Мы продолжали плыть, и тьма нахлынула на нас внезапной волной, и начался шторм — хуже двух предыдущих.

Мы умудрились вырваться из его черных лап, но я был напуган. Мы были в северных водах. Если Кэйн сдержит свое слово, то все в порядке. Если нет, он окажется в чудесном положении.

Я тут же предположил, что он нас предал. Почему бы и нет? Я приготовил свой флот — семьдесят три оставшихся корабля — к бою, когда увидел его приближение. Карты солгали, или наоборот были совершенно правы, когда указали на него, как на ключевую фигуру в предстоящем сражении.

Флагманский корабль эскадры направился прямо к моему, и я двинулся навстречу. Мы легли в дрейф и поприветствовали друг друга борт в борт. Мы могли бы связаться через Козыри, но Кэйн выбрал не это: он занимал сейчас более сильное положение. И фамильный этикет требовал, чтобы выбирал он, по собственному усмотрению. Он явно хотел быть увековеченным, когда закричал в рупор:

— Кэвин!
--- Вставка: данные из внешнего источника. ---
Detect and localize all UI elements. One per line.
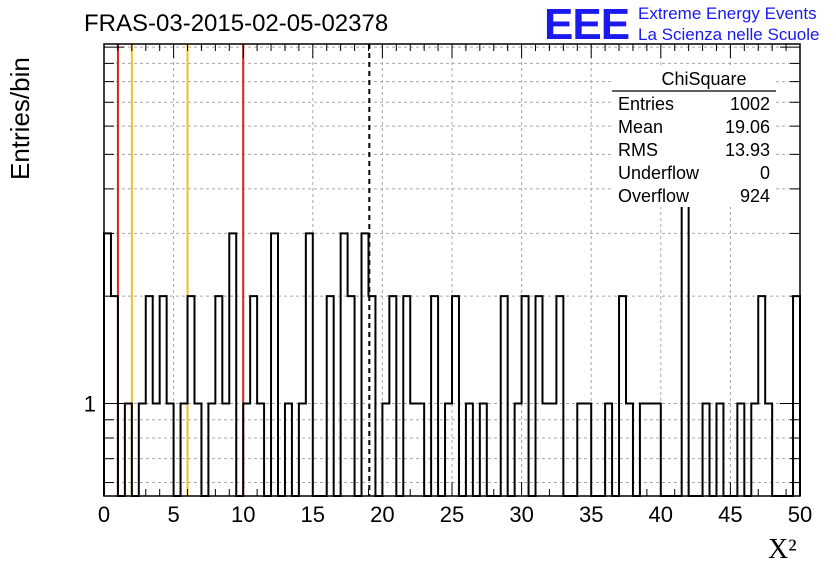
histogram-bin bbox=[229, 233, 236, 496]
x-tick-label: 5 bbox=[167, 502, 179, 527]
histogram-bin bbox=[188, 296, 195, 496]
stats-row-label: Underflow bbox=[618, 163, 700, 183]
histogram-bin bbox=[556, 296, 563, 496]
y-axis-label: Entries/bin bbox=[5, 57, 35, 180]
histogram-bin bbox=[619, 296, 626, 496]
histogram-bin bbox=[682, 189, 689, 496]
histogram-bin bbox=[758, 296, 765, 496]
histogram-bin bbox=[111, 296, 118, 496]
histogram-bin bbox=[146, 296, 153, 496]
x-tick-label: 20 bbox=[370, 502, 394, 527]
x-tick-label: 45 bbox=[718, 502, 742, 527]
histogram-bin bbox=[160, 296, 167, 496]
stats-box-bg bbox=[612, 66, 776, 207]
stats-row-value: 924 bbox=[740, 186, 770, 206]
stats-box: ChiSquare Entries 1002 Mean 19.06 RMS 13.93 Und… bbox=[612, 66, 776, 207]
chart-title: FRAS-03-2015-02-05-02378 bbox=[84, 10, 389, 37]
histogram-bin bbox=[536, 296, 543, 496]
x-tick-label: 0 bbox=[98, 502, 110, 527]
eee-logo-mark: EEE bbox=[544, 0, 630, 49]
histogram-bin bbox=[522, 296, 529, 496]
x-tick-label: 25 bbox=[440, 502, 464, 527]
stats-row-label: Overflow bbox=[618, 186, 690, 206]
stats-row-label: Entries bbox=[618, 94, 674, 114]
stats-row-value: 19.06 bbox=[725, 117, 770, 137]
x-tick-label: 10 bbox=[231, 502, 255, 527]
histogram-outline bbox=[103, 187, 801, 497]
x-tick-label: 15 bbox=[301, 502, 325, 527]
stats-box-title: ChiSquare bbox=[661, 69, 746, 89]
x-tick-label: 30 bbox=[509, 502, 533, 527]
logo-text-line2: La Scienza nelle Scuole bbox=[638, 25, 820, 44]
histogram-bin bbox=[389, 296, 396, 496]
axis-ticks bbox=[103, 44, 801, 496]
histogram-bin bbox=[306, 233, 313, 496]
histogram-bin bbox=[104, 233, 111, 496]
x-tick-label: 50 bbox=[788, 502, 812, 527]
histogram-bin bbox=[250, 296, 257, 496]
histogram-bin bbox=[327, 296, 334, 496]
stats-row-value: 1002 bbox=[730, 94, 770, 114]
histogram-bin bbox=[348, 296, 355, 496]
x-tick-label: 40 bbox=[649, 502, 673, 527]
histogram-bin bbox=[341, 233, 348, 496]
histogram-bin bbox=[271, 233, 278, 496]
histogram-bin bbox=[431, 296, 438, 496]
histogram-bin bbox=[452, 296, 459, 496]
histogram-bin bbox=[362, 233, 369, 496]
histogram-bars bbox=[103, 187, 801, 497]
histogram-bin bbox=[215, 296, 222, 496]
stats-row-label: RMS bbox=[618, 140, 658, 160]
axis-tick-labels: 0 5 10 15 20 25 30 35 40 45 50 1 bbox=[84, 391, 812, 527]
histogram-bin bbox=[793, 296, 800, 496]
histogram-bin bbox=[501, 296, 508, 496]
x-axis-label: X² bbox=[768, 534, 797, 565]
stats-row-value: 0 bbox=[760, 163, 770, 183]
y-tick-label: 1 bbox=[84, 391, 96, 416]
logo-text-line1: Extreme Energy Events bbox=[638, 4, 817, 23]
stats-row-value: 13.93 bbox=[725, 140, 770, 160]
stats-row-label: Mean bbox=[618, 117, 663, 137]
histogram-bin bbox=[403, 296, 410, 496]
x-tick-label: 35 bbox=[579, 502, 603, 527]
Немедленно сдай командование флотом! Я превосхожу тебя в численности! Тебе не пробиться!

Я посмотрел на него через волны и поднес рупор к губам.

— А как же наше соглашение?

— Аннулировано и недействительно, — сказал он. — У тебя слишком мало сил, чтобы завладеть Янтарем, поэтому пощади людей и сдавайся сразу.

Я взглянул назад через левое плечо и поприветствовал солнце.

— Пожалуйста, выслушай меня, брат Кэйн, — сказал я, — и позволь мне следующее: дай мне посоветоваться с капитанами, пока солнце не окажется в зените.

— Хорошо, — ответил он без колебаний. — Думаю, они оценят свое положение.

Я отвернулся и приказал отвести корабль к остальной группе, которая стояла поодаль.

Если б я попытался скрыться, Кэйн начал бы преследовать меня сквозь Тени и уничтожил бы корабли один за другим. Порох на истинной земле не горит, но если бы мы ушли достаточно далеко, он мог быть использован для нашего уничтожения. И у Кэйна найдется пороху, хоть чуть-чуть. А исчезни я, флот не сможет плыть по Тени и останется в истинных водах подсадной уткой. Так что, что бы я ни сделал, экипажи или погибли, или — в плену.

Рэндом был прав.

Я вытащил Козырь Блейса и сконцентрировался, пока он не зашевелился.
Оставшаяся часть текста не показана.